What I Didn’t Write

“Finishing a book is just like you took a child out in the back yard and shot it.”― Truman Capote

I left a lot of story out of the China book. I didn’t write much about my marriage and there are few references to the man who was my husband at the time. All I could do (I felt, fairly) was make the point that it wasn’t really his cup of (China) tea. I reached the conclusion when I was living in China that it was something you liked or you didn’t like and there were myriad reasons for either. I don’t think an unhappy marriage helped. Anyway, there is a ton of stories out there about failed romances. Why write another?

The book has also been “focused” by the slides I scanned and the fact that the project started as blog posts. I don’t know if the audience I would have imagined for the China book would have been the same if I hadn’t started it here for the people I know read my blog. The book is not the same as the blog posts — it’s more carefully written, ideas are somewhat amplified and some subjects dealt with more completely — but the underlying purpose is contrasting life in Guangzhou in 1982 with what I know of life there today, for foreigners, in particular.

For centuries people have gone to the Middle Kingdom and came home to write about it. There are thousands of books like mine out there in the world. I used to collect them. Some of them are beautiful, filled with old photos of a vanished China (as is mine) and a passion for China shining in every sentence. It’s because there are so many of these that I didn’t think I would ever add my sputtering story to the (wait for it, English teacher word, SAT word) PLETHORA of books already in existence.

What I couldn’t write clearly — but still hope the book says — is that China was, for me, an intensely inspiring kind of “school.” Every single day I was thrust into a world of objects, words, stories and ideas I didn’t know, didn’t understand and couldn’t identify. This was amplified by the conversations I had with Chinese friends. It wasn’t only that I was ignorant about China, I was ignorant about the stereotype into which I had walked — but didn’t quite fit.

When I came back to the US, I was homesick for China for years — writing this book has shown me that I never really got over it. During the 1980s my ex and I went to visit my grandma and Aunt Helen in Ashland, OR. They told us that when we drove back to San Francisco, where we would catch a plane, to go through Weaverville, California, and see the “Joss House.” It’s a South Chinese temple in the middle of the forest near a small mining town.

The Chinese worked in the mines around Weaverville, and they worked on the railroad, and, as far as possible, they’d brought their world with them. The Chinese in America faced a lot of racism, some of it for good reason. They brought their opium dens with them. The opium habit came to China from the British who found a market for the Indian opium and a better deal on tea. The various cultural and social revolutions of the early 20th century all but eliminated opium use from Chinese culture, but the Japanese brought it back with them in their invasion in the 1930s in the form of opiated cigarettes with which they flooded the tobacco market.

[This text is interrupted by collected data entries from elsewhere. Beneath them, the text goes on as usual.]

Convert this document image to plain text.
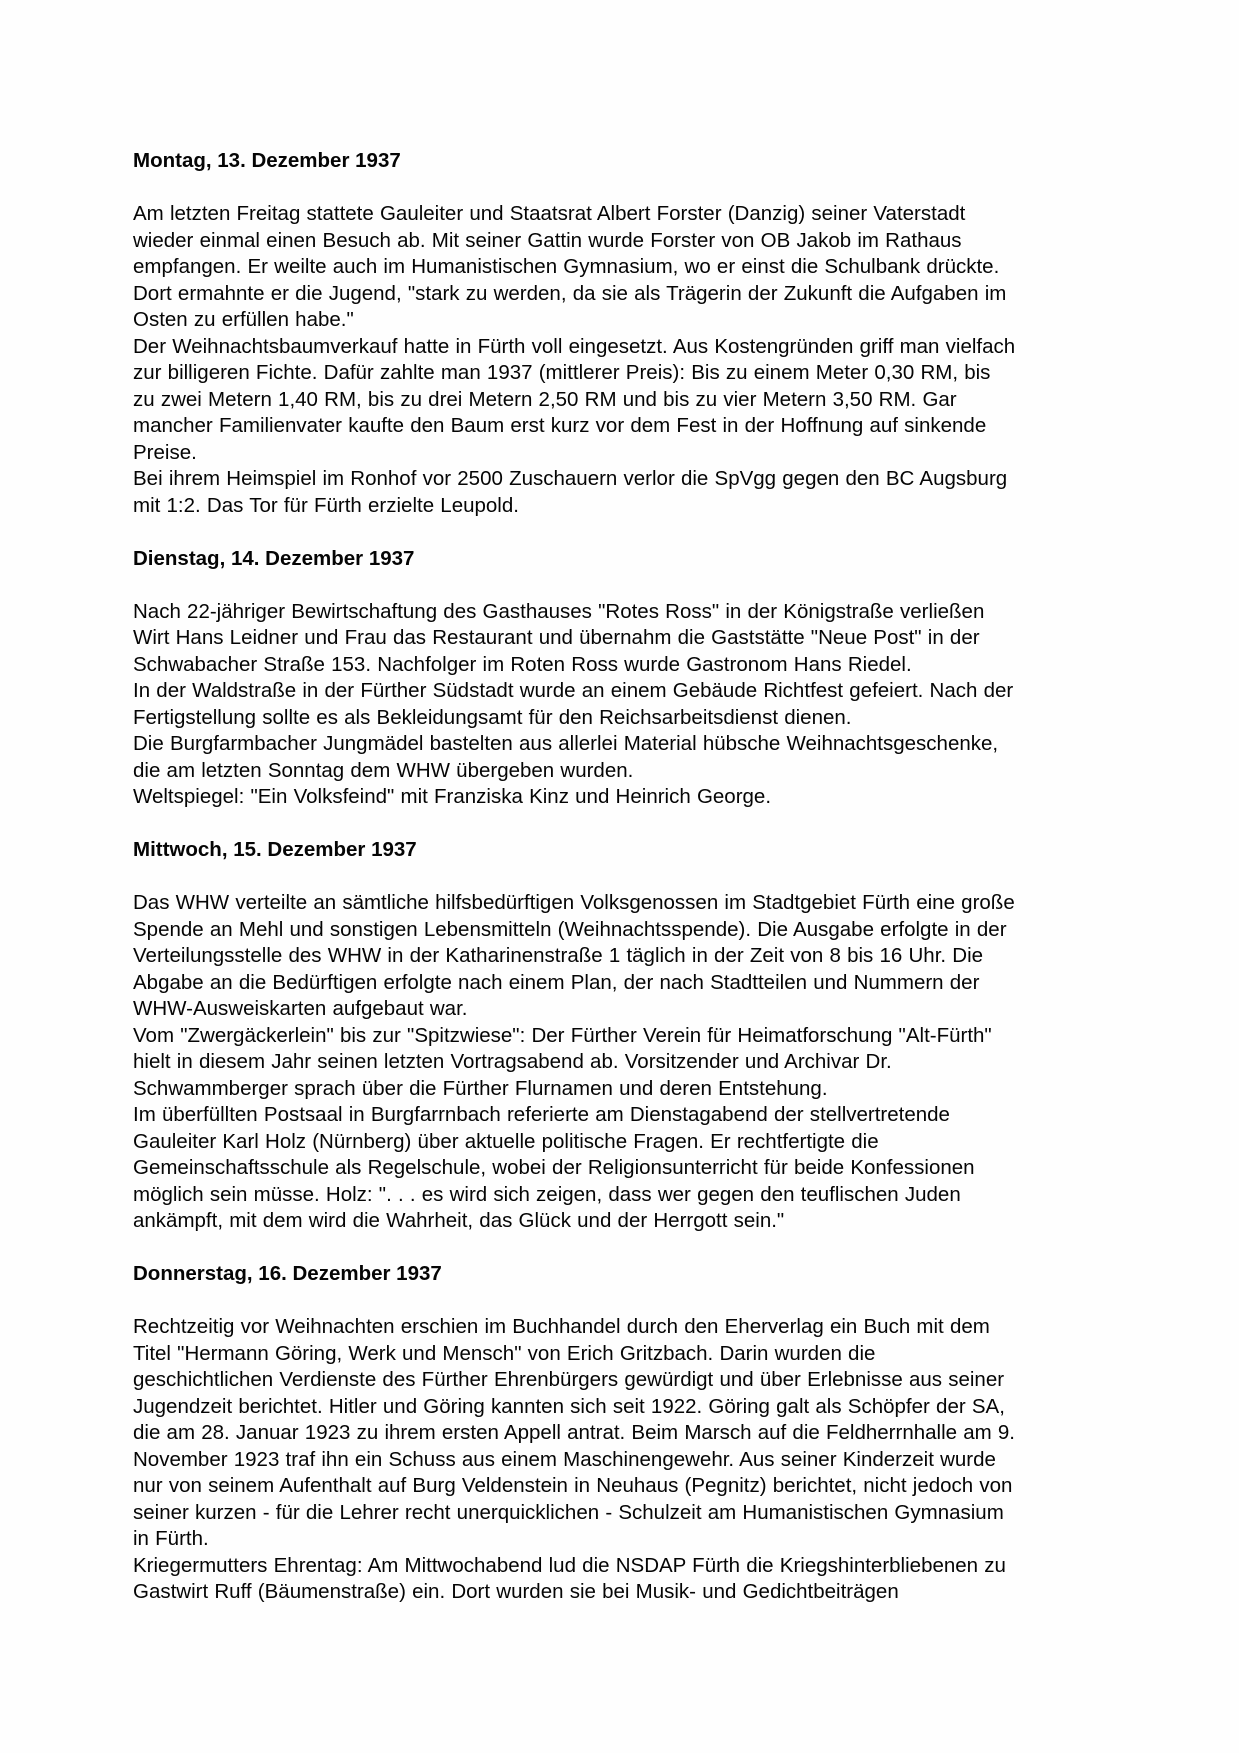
Montag, 13. Dezember 1937

Am letzten Freitag stattete Gauleiter und Staatsrat Albert Forster (Danzig) seiner Vaterstadt wieder einmal einen Besuch ab. Mit seiner Gattin wurde Forster von OB Jakob im Rathaus empfangen. Er weilte auch im Humanistischen Gymnasium, wo er einst die Schulbank drückte. Dort ermahnte er die Jugend, "stark zu werden, da sie als Trägerin der Zukunft die Aufgaben im Osten zu erfüllen habe."

Der Weihnachtsbaumverkauf hatte in Fürth voll eingesetzt. Aus Kostengründen griff man vielfach zur billigeren Fichte. Dafür zahlte man 1937 (mittlerer Preis): Bis zu einem Meter 0,30 RM, bis zu zwei Metern 1,40 RM, bis zu drei Metern 2,50 RM und bis zu vier Metern 3,50 RM. Gar mancher Familienvater kaufte den Baum erst kurz vor dem Fest in der Hoffnung auf sinkende Preise.

Bei ihrem Heimspiel im Ronhof vor 2500 Zuschauern verlor die SpVgg gegen den BC Augsburg mit 1:2. Das Tor für Fürth erzielte Leupold.

Dienstag, 14. Dezember 1937

Nach 22-jähriger Bewirtschaftung des Gasthauses "Rotes Ross" in der Königstraße verließen Wirt Hans Leidner und Frau das Restaurant und übernahm die Gaststätte "Neue Post" in der Schwabacher Straße 153. Nachfolger im Roten Ross wurde Gastronom Hans Riedel.

In der Waldstraße in der Fürther Südstadt wurde an einem Gebäude Richtfest gefeiert. Nach der Fertigstellung sollte es als Bekleidungsamt für den Reichsarbeitsdienst dienen.

Die Burgfarmbacher Jungmädel bastelten aus allerlei Material hübsche Weihnachtsgeschenke, die am letzten Sonntag dem WHW übergeben wurden.

Weltspiegel: "Ein Volksfeind" mit Franziska Kinz und Heinrich George.

Mittwoch, 15. Dezember 1937

Das WHW verteilte an sämtliche hilfsbedürftigen Volksgenossen im Stadtgebiet Fürth eine große Spende an Mehl und sonstigen Lebensmitteln (Weihnachtsspende). Die Ausgabe erfolgte in der Verteilungsstelle des WHW in der Katharinenstraße 1 täglich in der Zeit von 8 bis 16 Uhr. Die Abgabe an die Bedürftigen erfolgte nach einem Plan, der nach Stadtteilen und Nummern der WHW-Ausweiskarten aufgebaut war.

Vom "Zwergäckerlein" bis zur "Spitzwiese": Der Fürther Verein für Heimatforschung "Alt-Fürth" hielt in diesem Jahr seinen letzten Vortragsabend ab. Vorsitzender und Archivar Dr. Schwammberger sprach über die Fürther Flurnamen und deren Entstehung.

Im überfüllten Postsaal in Burgfarrnbach referierte am Dienstagabend der stellvertretende Gauleiter Karl Holz (Nürnberg) über aktuelle politische Fragen. Er rechtfertigte die Gemeinschaftsschule als Regelschule, wobei der Religionsunterricht für beide Konfessionen möglich sein müsse. Holz: ". . . es wird sich zeigen, dass wer gegen den teuflischen Juden ankämpft, mit dem wird die Wahrheit, das Glück und der Herrgott sein."

Donnerstag, 16. Dezember 1937

Rechtzeitig vor Weihnachten erschien im Buchhandel durch den Eherverlag ein Buch mit dem Titel "Hermann Göring, Werk und Mensch" von Erich Gritzbach. Darin wurden die geschichtlichen Verdienste des Fürther Ehrenbürgers gewürdigt und über Erlebnisse aus seiner Jugendzeit berichtet. Hitler und Göring kannten sich seit 1922. Göring galt als Schöpfer der SA, die am 28. Januar 1923 zu ihrem ersten Appell antrat. Beim Marsch auf die Feldherrnhalle am 9. November 1923 traf ihn ein Schuss aus einem Maschinengewehr. Aus seiner Kinderzeit wurde nur von seinem Aufenthalt auf Burg Veldenstein in Neuhaus (Pegnitz) berichtet, nicht jedoch von seiner kurzen - für die Lehrer recht unerquicklichen - Schulzeit am Humanistischen Gymnasium in Fürth.

Kriegermutters Ehrentag: Am Mittwochabend lud die NSDAP Fürth die Kriegshinterbliebenen zu Gastwirt Ruff (Bäumenstraße) ein. Dort wurden sie bei Musik- und Gedichtbeiträgen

History is a convoluted mess of tangled string. When people talk about history they bring up the usual suspects — the only female painter of any importance is Frida Kahlo, the emancipator of the slaves in the US is Abraham Lincoln, Van Gogh is the great madman of painting, Michelangelo and Leonardo are the Renaissance, Harriet Tubman was the only person risking her life to bring southern slaves out of bondage. We naturally oversimplify the human drama and then think we have a bead on it, but we don’t. History is way too much for any of us — as Goethe wrote in Italian Journey. He set out thinking he knew about Italian art but when he crossed the border and looked at paintings in Verona and Padova, he wrote that far away we see only the brightest stars, but close up we see all the lesser stars (I would say the stars with less press and publicity) and they are equally wondrous.

I thought of this all the time I was working on the China book. Unlike myself at 30 in China, I now know a little something about the country’s history now. I know that in the early 20th century 99% of Chinese could not read or write. I know that most women still had bound feet. I know that famine stalked their lives and had for centuries. I know how thousands of young, educated Chinese voluntarily went to remote villages to teach and how intensely they were resisted, even killed. I know that the language was simplified so it was easier to teach. All this is just a micron of what I learned. I can’t even fathom the enormity of that ancient culture — or my own. I guess that’s the biggest lesson. It has informed all my historical novels. It’s why I write about “ordinary” people rather than the court of some king or queen.

The words of Cao Xueqin, the author of the 18th century novel, The Story of the Stone also known a Red Chamber Dream, influenced my philosophy as a writer. He wrote this amazing novel during a time when the writing of fiction was a crime in China. His family — formerly banner men, flag carriers for the emperor — had fallen on hard times. He wrote the book, he says, to entertain himself and his friends. Now — and for many past generations — there’s a whole field of study called Hongxue which means the study of Hong Lou Meng or Red Chamber Dream. I don’t think I’ve read anything as compelling, either. It’s a great novel.

And, even if Cao’s claim that he wrote to entertain himself and his friends is not true, even if it was a way for him to wriggle out of the crime of writing a novel, I think it’s a very high motive.